Here’s an interesting question poised to me the other day. If you were having a Christmas dinner, and you could invite seven people, living or deceased, who would you invite and why? Interesting. I started thinking and said to myself, “Harry, what seven ‘Greeks’ would you invite to a Christmas dinner?”
Here’s my list and not in any specific order:
Alexander the Great: He’s Macedonian. No other answer required! Seriously, think about it. He conquered most of the known-world all before he died at age 33. He spread Hellenism throughout the world, which we still feel the effects of today. He also tried to unite the different peoples of those conquered lands. Okay, he had some issues – wiped out entire cities and had bouts of extreme emotional outbursts to the point that he killed his friends. I guess we could look past those issues since he considered himself a god and actually did declare himself a god. Talk about an Alpha Male! Besides, wouldn’t you want a god at your table?

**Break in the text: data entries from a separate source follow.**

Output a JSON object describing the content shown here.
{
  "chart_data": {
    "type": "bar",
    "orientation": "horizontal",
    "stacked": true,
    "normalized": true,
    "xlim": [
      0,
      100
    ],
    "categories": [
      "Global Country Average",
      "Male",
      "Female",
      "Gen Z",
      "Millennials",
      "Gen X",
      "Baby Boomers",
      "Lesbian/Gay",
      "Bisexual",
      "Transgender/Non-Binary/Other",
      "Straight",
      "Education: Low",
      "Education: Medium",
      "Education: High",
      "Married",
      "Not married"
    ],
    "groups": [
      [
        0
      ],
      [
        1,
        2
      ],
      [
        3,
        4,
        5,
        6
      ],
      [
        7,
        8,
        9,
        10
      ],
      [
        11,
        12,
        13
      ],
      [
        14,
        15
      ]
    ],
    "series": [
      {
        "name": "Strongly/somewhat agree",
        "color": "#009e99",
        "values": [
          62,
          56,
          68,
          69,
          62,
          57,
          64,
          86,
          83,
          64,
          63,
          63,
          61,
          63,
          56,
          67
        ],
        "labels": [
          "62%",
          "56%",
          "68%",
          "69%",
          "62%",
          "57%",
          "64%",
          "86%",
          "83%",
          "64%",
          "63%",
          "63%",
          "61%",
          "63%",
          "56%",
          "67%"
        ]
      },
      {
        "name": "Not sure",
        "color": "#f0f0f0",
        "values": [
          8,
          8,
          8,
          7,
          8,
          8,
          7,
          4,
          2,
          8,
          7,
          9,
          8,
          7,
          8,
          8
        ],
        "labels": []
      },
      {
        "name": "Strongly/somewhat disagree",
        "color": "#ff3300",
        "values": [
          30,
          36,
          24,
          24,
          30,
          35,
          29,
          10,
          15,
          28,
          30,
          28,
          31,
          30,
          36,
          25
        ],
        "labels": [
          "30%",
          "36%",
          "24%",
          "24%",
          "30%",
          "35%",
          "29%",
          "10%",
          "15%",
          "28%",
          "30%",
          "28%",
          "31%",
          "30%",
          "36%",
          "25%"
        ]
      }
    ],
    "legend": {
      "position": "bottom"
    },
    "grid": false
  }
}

Basile: He’s the Greek-American comedian. He just makes me laugh. I like his line about Greek Easter. Greeks celebrate after “regular” Easter and the Greeks are the only ones that can make Jesus come back twice in one year! That’s funny. Every holiday dinner has to have at least one comedian at the table so why not a professional.
Pheidippides: You know him. He was the Athenian soldier who, after the Battle of Marathon in 490 BC, ran from Marathon to Athens, about 25 miles, announced “Nikomen” (We have won!), collapsed and died. Most people don’t know that when the Persians landed at Marathon, he was sent to Sparta to request help. He ran about 150 miles in two days! I’m no runner – just from the couch to the refrigerator, but I do know runners and God Bless them, but 150 miles in two days! And he did it without steroids, unless of course, you consider tsipouro a steroid!
Jennifer Aniston: Really, do I have to explain why?
Constantine XI Palaiologos: He was the last emperor of the Byzantine Empire. The siege of Constantinople by Mehmed II was the death Knell of the Empire and Constantine went down in a blaze on May 29, 1453 when he tore off his royal vestments and led his soldiers on a last charge to his death. Prior to the fall of the City, Constantine appealed to the West and the Roman Church – they sent nominal help and to this day, there is an underlying resentment that the Roman Church sold out Constantine and the Byzantine Empire and allowed it to fall. What would Constantine say at the dinner table? Pass the mashed potatoes and damn those Italians!
Diogenes: Every dinner table should have a philosopher and since we are Greeks, and invented everything, we need a philosopher. Socrates, Plato and the rest are common. Diogenes the Cynic, well, he was strange. But when Alexander the Great met him the philosopher was sunbathing, and, Alexander, thrilled to have met him, asks if he could do anything for him. “Yes,” answered Diogenes, “stand out of my sunlight.” That took some real, you know what! With Alexander at the dinner, should make for an interesting night.
Theodora Stoikou-Karapalidou: My paternal grandmother. Why? Here was a woman that married my grandfather, Argyri, and the two became wealthy but during the German occupation of Greece and the Greek Civil War afterwards, they lost everything. My grandfather, who had a Jewish partner and tried to save them, was placed in a Nazi prison, survived, then arrested again after the Germans left, this time by the Greek Royal government for aiding the Communists, but in reality he was aiding the antartes against the Germans then helping the troops loyal to the Greek King against the Communists. Meanwhile, her relatives are being murdered by both the Germans and the Communists, and her son, my father, is fighting the Communists. Throughout these tragic years she did what she had to do and kept the family intact. To me, she represents and embodies the strength and determination of the Greek woman. Like Nicholas Gage’s mother, Eleni, told in his best-selling novel, and millions of other Greek women during WWII and the Greek Civil War, and every conflict in Greece… the Greek woman is the unsung hero. You need a strong Greek mother at the dinner table.
That’s my list and I’m sticking to it. It would be a wonderful dinner. I envision everyone at the elegant dinner table, beautiful flowers in the center, wine flowing, and bountiful food. Of course, Alexander’s sword would be getting in the way and Constantine would still be cursing the Muslims and the Italians. Pheidippides would have to “run” to the bathroom or somewhere, and my grandmother would wait until everyone else ate before she ate… a typical Greek yiayia. Basile would be taking notes for his comedy act. Diogenes would hopefully not take his clothes off to sunbath. And Jennifer… well, what can I say.
So enjoy the dinner. More turkey, spanakopita? Who would you invite and why?